I would first get educated. First stop I suggest you do an NLA course and make sure you are up to date around your legal responsibilities as a landlord. Then attend some networking events and join some landlord forums to get an idea of the challenges. Make sure you have enough finance to pay for things when they go wrong. Consider what strategy you want to go for. You may need to apply for licensing, which cost needs to be factored in.You'll need to see an accountant because the government has changed tax allowances and many current landlords will soon be in the position of having to pay for the properties they own rather than have them as their pension fund. I suggest you look 5 years ahead in your calculations around tax, and strength test the numbers against higher mortgage rates, don't rely on capital growth but on cashflow.

krisskross Thu 13-Oct-16 14:43:51

thanks everyone- sorry for my delayed response.

Lots for us to think of- i know i am being naive but some people seem to find it so easy!

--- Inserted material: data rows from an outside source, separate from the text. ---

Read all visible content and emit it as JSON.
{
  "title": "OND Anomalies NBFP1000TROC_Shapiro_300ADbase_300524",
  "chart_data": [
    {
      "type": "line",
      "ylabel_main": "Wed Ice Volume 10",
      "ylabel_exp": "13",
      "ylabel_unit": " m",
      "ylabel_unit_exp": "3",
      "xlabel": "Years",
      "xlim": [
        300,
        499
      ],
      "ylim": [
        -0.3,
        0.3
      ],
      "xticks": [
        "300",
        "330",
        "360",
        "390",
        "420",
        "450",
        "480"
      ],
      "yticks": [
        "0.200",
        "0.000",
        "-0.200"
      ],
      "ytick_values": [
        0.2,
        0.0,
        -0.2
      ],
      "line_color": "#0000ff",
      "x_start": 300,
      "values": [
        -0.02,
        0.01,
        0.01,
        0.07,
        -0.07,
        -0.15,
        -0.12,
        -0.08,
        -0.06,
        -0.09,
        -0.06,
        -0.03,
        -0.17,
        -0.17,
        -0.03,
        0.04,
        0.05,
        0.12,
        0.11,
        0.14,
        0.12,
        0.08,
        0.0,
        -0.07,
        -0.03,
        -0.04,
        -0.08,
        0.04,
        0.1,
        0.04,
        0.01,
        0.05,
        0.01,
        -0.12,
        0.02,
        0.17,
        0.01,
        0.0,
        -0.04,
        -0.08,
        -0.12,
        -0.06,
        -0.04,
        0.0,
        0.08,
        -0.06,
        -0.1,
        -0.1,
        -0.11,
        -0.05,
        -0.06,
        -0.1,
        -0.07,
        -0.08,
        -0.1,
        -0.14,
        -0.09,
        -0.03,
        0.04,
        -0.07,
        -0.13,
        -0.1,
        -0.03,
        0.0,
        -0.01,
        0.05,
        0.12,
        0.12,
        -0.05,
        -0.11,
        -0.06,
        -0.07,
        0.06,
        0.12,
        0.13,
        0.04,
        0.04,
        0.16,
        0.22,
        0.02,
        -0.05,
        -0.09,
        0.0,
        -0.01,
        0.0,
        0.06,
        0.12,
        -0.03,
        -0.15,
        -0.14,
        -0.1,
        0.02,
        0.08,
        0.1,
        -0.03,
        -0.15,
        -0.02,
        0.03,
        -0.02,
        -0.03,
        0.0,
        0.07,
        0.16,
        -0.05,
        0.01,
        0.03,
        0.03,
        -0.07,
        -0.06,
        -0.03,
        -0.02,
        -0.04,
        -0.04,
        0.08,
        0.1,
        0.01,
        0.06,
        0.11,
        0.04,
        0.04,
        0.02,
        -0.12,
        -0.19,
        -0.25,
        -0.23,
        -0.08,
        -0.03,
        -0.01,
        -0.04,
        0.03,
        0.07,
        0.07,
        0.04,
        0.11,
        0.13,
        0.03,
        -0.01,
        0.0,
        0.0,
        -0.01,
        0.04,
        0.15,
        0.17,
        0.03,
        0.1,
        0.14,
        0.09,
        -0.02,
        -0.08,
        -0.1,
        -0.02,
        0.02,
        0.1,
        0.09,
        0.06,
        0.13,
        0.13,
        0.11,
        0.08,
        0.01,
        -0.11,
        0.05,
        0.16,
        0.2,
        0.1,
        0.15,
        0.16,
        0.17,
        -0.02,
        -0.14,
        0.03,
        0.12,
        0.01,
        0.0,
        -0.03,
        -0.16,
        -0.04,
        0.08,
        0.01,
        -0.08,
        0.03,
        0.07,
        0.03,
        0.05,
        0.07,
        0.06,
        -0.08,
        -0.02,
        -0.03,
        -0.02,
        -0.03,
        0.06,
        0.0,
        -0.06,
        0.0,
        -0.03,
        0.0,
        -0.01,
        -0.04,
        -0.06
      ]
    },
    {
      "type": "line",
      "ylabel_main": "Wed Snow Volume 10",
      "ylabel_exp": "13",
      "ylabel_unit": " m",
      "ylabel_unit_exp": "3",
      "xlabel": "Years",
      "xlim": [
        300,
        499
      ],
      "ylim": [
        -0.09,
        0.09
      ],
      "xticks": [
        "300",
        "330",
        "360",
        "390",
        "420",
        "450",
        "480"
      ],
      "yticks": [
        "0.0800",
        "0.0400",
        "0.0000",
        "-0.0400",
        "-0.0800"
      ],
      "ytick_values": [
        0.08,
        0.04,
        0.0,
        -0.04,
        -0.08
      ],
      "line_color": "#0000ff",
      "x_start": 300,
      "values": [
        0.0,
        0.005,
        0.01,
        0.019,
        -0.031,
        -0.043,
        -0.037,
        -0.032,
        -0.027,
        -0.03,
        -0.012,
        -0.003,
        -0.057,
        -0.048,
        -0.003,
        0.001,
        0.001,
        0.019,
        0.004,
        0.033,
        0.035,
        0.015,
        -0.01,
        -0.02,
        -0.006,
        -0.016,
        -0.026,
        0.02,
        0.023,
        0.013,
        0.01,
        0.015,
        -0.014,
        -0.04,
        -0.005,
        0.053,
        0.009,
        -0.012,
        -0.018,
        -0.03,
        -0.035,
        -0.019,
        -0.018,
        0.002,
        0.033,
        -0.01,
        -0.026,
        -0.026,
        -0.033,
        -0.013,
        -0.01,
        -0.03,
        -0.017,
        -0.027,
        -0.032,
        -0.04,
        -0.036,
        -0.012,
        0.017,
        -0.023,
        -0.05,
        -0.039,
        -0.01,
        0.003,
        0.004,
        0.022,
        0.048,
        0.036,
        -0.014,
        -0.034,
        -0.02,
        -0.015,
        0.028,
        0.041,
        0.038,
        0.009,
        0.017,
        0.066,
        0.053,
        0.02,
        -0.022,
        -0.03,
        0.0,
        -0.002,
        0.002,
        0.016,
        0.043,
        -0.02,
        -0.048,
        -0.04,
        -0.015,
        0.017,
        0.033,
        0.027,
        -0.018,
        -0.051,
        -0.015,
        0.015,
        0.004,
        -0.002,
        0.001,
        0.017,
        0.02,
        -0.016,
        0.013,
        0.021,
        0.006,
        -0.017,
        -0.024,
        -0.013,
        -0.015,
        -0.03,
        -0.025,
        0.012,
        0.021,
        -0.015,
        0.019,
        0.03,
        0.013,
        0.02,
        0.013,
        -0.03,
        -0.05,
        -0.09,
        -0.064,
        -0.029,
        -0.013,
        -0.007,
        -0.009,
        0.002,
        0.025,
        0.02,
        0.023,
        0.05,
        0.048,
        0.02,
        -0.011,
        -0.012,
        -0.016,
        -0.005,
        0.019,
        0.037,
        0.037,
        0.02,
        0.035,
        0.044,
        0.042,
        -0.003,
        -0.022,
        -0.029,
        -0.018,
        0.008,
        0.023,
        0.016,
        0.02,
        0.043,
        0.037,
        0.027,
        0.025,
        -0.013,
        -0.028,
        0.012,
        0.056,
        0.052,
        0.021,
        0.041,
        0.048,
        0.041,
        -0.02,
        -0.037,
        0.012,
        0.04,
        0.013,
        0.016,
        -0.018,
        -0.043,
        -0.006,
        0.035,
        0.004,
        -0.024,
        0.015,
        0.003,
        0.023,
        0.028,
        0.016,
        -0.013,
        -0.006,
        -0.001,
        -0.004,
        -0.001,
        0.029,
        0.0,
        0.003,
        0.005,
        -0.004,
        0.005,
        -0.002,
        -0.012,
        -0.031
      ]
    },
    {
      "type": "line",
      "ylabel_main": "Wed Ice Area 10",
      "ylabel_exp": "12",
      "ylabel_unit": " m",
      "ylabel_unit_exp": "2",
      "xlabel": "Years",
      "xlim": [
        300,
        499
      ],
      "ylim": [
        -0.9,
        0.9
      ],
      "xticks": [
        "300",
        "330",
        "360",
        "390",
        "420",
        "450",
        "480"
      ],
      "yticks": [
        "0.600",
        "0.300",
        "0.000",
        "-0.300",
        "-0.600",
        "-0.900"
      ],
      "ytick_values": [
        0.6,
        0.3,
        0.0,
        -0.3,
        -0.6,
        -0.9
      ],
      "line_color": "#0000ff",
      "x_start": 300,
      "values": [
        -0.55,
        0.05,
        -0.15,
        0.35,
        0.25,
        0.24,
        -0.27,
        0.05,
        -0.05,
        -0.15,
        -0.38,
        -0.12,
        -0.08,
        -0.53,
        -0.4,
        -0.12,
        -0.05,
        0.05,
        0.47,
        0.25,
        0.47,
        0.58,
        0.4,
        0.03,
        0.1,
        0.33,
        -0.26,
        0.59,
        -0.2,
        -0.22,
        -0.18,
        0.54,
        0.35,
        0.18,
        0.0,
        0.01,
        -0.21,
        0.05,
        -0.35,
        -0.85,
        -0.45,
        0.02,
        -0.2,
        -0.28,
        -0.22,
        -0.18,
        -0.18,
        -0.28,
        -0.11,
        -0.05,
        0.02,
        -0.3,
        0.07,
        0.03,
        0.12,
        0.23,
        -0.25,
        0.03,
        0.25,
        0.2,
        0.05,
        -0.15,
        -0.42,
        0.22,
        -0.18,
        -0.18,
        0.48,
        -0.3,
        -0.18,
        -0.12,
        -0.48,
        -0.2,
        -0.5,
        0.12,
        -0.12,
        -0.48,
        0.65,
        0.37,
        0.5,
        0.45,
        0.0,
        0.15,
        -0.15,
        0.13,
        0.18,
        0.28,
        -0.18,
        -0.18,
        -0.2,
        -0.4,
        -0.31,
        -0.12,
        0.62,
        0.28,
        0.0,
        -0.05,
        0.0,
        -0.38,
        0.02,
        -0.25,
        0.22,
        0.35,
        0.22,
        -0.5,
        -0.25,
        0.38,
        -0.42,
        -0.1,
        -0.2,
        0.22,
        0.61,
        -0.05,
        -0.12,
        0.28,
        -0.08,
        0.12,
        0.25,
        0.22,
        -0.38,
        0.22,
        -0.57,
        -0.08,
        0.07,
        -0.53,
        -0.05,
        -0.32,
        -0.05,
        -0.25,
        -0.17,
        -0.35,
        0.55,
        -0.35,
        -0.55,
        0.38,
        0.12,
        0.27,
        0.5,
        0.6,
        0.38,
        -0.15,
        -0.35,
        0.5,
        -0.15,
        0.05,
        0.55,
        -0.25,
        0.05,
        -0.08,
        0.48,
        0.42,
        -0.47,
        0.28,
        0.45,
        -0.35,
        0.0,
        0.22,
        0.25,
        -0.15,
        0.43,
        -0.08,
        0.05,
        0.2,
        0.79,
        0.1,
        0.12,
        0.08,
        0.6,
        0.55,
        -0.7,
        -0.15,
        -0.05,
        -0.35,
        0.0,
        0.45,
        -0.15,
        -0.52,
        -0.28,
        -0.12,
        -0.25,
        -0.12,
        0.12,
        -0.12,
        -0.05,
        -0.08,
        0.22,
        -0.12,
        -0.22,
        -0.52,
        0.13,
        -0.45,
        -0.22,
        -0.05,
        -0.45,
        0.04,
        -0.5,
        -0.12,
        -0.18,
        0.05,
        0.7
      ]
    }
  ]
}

specialsubject Thu 13-Oct-16 22:46:47

Guardian journos, mostly.

If all goes well and there is nothing wrong at the house, then not much to do. If house needs fixing, easy.

If something goes wrong with the tenant, you are in for a lot of financial pain. If you get anything wrong with your organisation, you can be stuck with a late payer for months or longer.

And if your tenant starts wrecking the place - there is nothing you can do for months while the legals crawl through.